Sunday, May 25, 2008

Moonride 08

My mum stayed for a couple of weeks after doing a tiki tour of the South Island, ingratiating herself with the locals. We went to a couple of comedy festival gigs, a trip over to the Wairarapa and ate and drank heaps. She had a wicked time and it was fantastic to have her around, seeing what were up to, fulfilling her traveling bug, filling her house with a million more pamphlets and business cards and taking 1500 photos. Whatever floats your boat.

Evie accompanied my mum home and Jen stayed to assist us pickle ourselves even more. It’s a hardship having to support successive people on their holiday binges.

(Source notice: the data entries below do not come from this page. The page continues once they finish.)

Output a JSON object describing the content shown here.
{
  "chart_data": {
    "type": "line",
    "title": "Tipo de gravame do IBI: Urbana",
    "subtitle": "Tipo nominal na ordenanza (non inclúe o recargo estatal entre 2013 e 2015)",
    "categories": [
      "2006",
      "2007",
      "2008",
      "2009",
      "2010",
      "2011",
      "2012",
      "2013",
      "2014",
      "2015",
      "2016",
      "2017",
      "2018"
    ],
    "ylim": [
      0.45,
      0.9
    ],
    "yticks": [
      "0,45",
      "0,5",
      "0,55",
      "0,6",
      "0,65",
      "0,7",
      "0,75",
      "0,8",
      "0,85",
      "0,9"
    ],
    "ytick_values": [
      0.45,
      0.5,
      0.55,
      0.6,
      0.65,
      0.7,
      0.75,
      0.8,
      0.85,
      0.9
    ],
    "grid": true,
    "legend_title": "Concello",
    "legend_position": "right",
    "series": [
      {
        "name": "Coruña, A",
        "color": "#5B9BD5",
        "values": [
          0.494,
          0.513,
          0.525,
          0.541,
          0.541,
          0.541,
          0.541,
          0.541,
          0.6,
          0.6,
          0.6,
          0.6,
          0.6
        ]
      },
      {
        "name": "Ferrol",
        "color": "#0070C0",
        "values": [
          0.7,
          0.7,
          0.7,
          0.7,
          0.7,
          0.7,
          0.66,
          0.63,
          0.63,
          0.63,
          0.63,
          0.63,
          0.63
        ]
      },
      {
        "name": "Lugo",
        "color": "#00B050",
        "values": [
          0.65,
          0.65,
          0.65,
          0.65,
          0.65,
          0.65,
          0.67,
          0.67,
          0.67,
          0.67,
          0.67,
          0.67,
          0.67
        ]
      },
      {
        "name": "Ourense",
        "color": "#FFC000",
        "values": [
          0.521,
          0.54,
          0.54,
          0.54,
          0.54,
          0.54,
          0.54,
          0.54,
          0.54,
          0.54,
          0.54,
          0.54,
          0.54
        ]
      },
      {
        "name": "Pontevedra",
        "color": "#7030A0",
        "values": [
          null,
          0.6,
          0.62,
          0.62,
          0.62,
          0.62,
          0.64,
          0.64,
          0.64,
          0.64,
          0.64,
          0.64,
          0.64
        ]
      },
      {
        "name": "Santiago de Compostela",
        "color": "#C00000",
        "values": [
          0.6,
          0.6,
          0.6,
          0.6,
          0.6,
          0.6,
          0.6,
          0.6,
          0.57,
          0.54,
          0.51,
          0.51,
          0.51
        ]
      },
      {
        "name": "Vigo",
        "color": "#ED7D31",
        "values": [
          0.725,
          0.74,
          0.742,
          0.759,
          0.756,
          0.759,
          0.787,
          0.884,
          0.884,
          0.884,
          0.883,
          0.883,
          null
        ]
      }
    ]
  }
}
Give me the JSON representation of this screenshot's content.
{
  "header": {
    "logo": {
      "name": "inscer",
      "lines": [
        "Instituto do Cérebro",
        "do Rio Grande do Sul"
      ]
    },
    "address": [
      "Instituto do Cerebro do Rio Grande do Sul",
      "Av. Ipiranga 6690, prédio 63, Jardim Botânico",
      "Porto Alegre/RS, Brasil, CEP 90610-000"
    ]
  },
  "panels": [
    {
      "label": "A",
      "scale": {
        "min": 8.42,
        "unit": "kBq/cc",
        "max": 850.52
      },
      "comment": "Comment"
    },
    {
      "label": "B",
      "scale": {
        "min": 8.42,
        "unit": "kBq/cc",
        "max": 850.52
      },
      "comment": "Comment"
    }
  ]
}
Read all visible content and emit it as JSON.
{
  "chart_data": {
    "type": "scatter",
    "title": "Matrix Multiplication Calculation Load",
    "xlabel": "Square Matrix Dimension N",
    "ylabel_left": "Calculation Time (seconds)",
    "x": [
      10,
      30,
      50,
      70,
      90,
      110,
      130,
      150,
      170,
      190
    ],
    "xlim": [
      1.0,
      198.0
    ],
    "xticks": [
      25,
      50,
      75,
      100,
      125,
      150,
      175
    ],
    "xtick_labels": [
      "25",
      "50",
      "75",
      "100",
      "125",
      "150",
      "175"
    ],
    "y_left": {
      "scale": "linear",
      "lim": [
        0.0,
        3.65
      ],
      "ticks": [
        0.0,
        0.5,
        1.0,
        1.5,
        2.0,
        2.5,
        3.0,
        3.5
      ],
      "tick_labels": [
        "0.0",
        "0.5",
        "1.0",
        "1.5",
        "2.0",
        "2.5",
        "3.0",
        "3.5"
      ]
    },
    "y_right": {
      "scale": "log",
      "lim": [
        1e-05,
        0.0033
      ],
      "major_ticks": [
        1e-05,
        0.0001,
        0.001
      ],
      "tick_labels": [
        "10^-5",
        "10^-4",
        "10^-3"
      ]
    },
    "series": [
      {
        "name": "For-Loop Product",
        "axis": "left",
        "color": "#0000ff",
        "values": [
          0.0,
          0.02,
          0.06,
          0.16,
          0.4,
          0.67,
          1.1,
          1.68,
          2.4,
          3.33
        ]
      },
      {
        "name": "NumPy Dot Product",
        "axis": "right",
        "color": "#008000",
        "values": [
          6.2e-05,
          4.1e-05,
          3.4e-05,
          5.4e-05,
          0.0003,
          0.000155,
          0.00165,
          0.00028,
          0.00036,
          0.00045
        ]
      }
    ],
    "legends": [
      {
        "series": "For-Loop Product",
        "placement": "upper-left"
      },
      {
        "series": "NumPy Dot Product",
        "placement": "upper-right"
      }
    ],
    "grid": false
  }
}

I signed up, with some guys from work, to participate again in the 12 hour team Moonride event. It was great fun last year so I was looking forward to mountain biking round the 30 minute course as many times as we could within 12 hours, a 3rd of the laps being in the dark. The course was shortened at the last minute due to the amount of rain, with 3000 riders churning the course up into a mud bath of epic proportions. Crazy amounts of mud meant it was tough going and very unpredictable – where you pointed your front wheel wasn’t necessarily where the bike, through a quagmire, would decide to take you. I had a heaps of offs, most of them embarrassing rather than painful.



Pic's on the Flickr link on the top right tool bar


The Mothership Connection

With some nerves, trepidation and reluctance I phoned the organisers of the Grape Ride to get a late entrants spot in the 101k bike race. I paid over the odds to punish myself because Jen was coming over from London, with her friend Evie, to compete in the race – and if they made the effort….

The significance of the whole shebang was that the race is on Jen’s parent’s doorstep and it was going to be a huge surprise for them to find that their daughter had turned up out of the blue, without any forewarning. The race was also the same weekend as Jen’s mum’s birthday. What a great surprise! I was looking forward to being involved in the festivities but not a long bike ride – I hadn’t been on a bike since last November when I got wrote off by the car.

We got the ferry over and were picked up by Jen and father – he enthused about the shock and surprise of coming home to his daughter whom he suspected was in the UK. We got to their house and I walked into their kitchen and - lo and behold – my mum was also sitting at the kitchen table with Evie and Jen’s mum. Apparently my face was a complete picture and the blabbered expletives were amusing. My mum’s not been on a plane before and if I was a betting man, I would not put money on her randomly turning up on the other side of the world for her first trip. So double bubble surprises all round! Much mirth and merriment ensued and Lisa felt like the second coming of Cilla Black for keeping all the details of the Mothership landing quiet for a couple of months.

Jen, Evie and Myself set of for the ride the next morning, me on her dad’s mountain bike with full off road tires. We all got plenty of strange looks from the lycra clad, road bike, carbon frame brigade. The course goes through the vineyards of Marlborough and then heads out to the very windy and extremely hilly Queen Charlotte drive. I was struggling away at the back of the race, battling gravity and friction while the bike chewed up tarmac. The last 3rd of the race was truly painful and a real test of spirit to actually finish, rather than throw bike into the bushes and thumb a lift back to finish line. It took 5 hours to complete and I immediately vowed that, should I do it again, I’d make sure to do some practice and get some slick tires on the bike.

That evening I deserved the wine, inhaled loads of food and nursed my saddle sore posterior.